- Viacom employees had secretly uploaded videos from the company’s movies and shows even as they were complaining about copyright violations, as The New York Times reported. Zoing!
- USAToday’s “Juicy Details piece” puts it like this: “Google cites a marketing executive at Viacom’s Paramount studio who said that clips posted to YouTube “should definitely not be associated with the studio — should appear as if a fan created and posted it.” To accomplish that, Google says that “Viacom employees have made special trips away from the company’s premises (to places like Kinko’s) to upload videos to YouTube from computers not traceable to Viacom.” Kinkos FTW.
Payouts earned from the YouTube sale, as detailed by All Things D. Chaching! That’s a whole lotta sheep.

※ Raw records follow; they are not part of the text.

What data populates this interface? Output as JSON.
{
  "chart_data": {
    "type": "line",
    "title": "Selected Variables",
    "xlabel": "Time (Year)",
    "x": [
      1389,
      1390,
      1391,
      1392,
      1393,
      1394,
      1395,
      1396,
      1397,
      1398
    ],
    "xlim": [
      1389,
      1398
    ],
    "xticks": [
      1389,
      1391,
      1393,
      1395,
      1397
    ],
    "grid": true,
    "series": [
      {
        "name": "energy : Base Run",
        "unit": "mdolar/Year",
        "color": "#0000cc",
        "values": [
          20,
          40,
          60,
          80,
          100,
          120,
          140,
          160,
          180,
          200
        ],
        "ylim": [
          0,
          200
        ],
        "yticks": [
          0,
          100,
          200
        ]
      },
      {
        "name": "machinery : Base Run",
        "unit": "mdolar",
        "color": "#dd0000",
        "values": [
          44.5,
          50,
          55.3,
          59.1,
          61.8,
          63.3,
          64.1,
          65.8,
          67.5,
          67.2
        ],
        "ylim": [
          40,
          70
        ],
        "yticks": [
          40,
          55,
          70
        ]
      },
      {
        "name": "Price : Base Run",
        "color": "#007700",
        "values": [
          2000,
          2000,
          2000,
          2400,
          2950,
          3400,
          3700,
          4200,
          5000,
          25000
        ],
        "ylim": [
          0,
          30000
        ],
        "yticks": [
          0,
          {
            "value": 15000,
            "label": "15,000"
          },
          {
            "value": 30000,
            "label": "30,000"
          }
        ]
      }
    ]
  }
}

- $516 million to Sequoia Capital
- $334 million to co-founder Chad Hurley
- $301 million to co-founder Steve Chen
All Things D also pulls some revenue figures from YouTube’s inception in January 2005 through August 2006, the last month before the company sold itself.
- It wasn’t until December 2005 that YouTube started pulling in revenue, and it wasn’t until August 2006 that the company turned a profit. (The company showed a 186 percent jump between July and August of 2006, to $2.5 million.)
Wired Magazine also had a lengthy story documenting YouTube’s past 5 years, but it’s not online… which I find really annoying. Basically YouTube isn’t bleeding anymore, but it’s not exactly a “cash cow,” as Wired states (clearly someone didn’t read the Wikipedia on cash cow before filing their piece). I’m so over Wired.